In 2002 they worked on the Qinghai - Tibet railway. The painter was struck by the "humble beauty" of the Tibet. He wrote:
I have been able to visit the Tibetan plateau a number of times. I've been deeply touched by the breathtaking landscape of Tibet and the happy-go-lucky spirit of the Tibetan people. The Tibetan people's profound regard for the natural world and animals has also cast a life-long impression on me. Their unwavering optimism, all-encompassing and peaceful way of life, are in extreme contrast with the psychological states of modern city dwellers. In my works of life on the Tibetan Plateau, I focus more on movement, so as to convey the beauty of extreme tension and moments of life. When I was in Tibet, I spent a lot of my time lying down in the grass, as I suffered from acute mountain sickness. As I lay there gasping for air, a delightful picture revealed itself before me: a couple of young, spry Tibetan girls racing about the countryside with their herd of yaks. These Tibetan girls reminded me of 'Feitian', the flying Devi (literally: 'goddess')*, when they are still earthly beings. The fairy tale relationship between man and yak, also called "ship of the plateau", came to life right before my eyes. In my series of paintings on the Tibetan plateau, I try to convey the unique psychological journey I experienced during this time. Similarly, these feelings surfaced through long periods of "observing and reflecting". This dream-like state has in turn added a romantic dimension to my works, which can be seen in paintings such as "Sun in a Distant Place" and "Towards the Sun". By applying surrealistic elements the transfer of images can be fully articulated.
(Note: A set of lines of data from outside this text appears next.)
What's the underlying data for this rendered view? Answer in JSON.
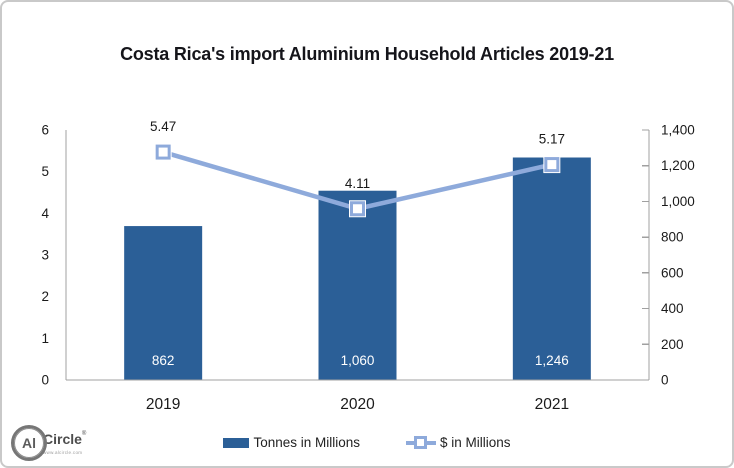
{
  "title": "Costa Rica's import Aluminium Household Articles 2019-21",
  "chart_data": {
    "type": "combo",
    "title": "Costa Rica's import Aluminium Household Articles 2019-21",
    "categories": [
      "2019",
      "2020",
      "2021"
    ],
    "series": [
      {
        "name": "Tonnes in Millions",
        "type": "bar",
        "axis": "right",
        "values": [
          862,
          1060,
          1246
        ],
        "data_labels": [
          "862",
          "1,060",
          "1,246"
        ],
        "color": "#2B5F97",
        "label_color": "#FFFFFF"
      },
      {
        "name": "$ in Millions",
        "type": "line",
        "axis": "left",
        "values": [
          5.47,
          4.11,
          5.17
        ],
        "data_labels": [
          "5.47",
          "4.11",
          "5.17"
        ],
        "color": "#8EAADB",
        "marker": "square",
        "marker_fill": "#FFFFFF"
      }
    ],
    "left_axis": {
      "min": 0,
      "max": 6,
      "step": 1,
      "tick_labels": [
        "0",
        "1",
        "2",
        "3",
        "4",
        "5",
        "6"
      ]
    },
    "right_axis": {
      "min": 0,
      "max": 1400,
      "step": 200,
      "tick_labels": [
        "0",
        "200",
        "400",
        "600",
        "800",
        "1,000",
        "1,200",
        "1,400"
      ]
    },
    "grid": false,
    "legend_position": "bottom",
    "axis_color": "#A0A0A0",
    "text_color": "#1A1A1A"
  },
  "logo": {
    "circle_text": "Al",
    "name": "Circle",
    "mark": "®",
    "url": "www.alcircle.com"
  }
}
In my oil paintings I try and convey my feelings for a target, as though I were encountering it for the first time. I do this by trying to capture its characteristics and intrinsic humour. I believe that painters should integrate their own impression of a certain experience, observation and/or response in their work so as to create expressive images.

The Tibetan works were exhibited in 2004 on a solo exhibition "Retrospective of Tibet - The Spirit and Movement" at the Schoeni Art Gallery of Hong Kong.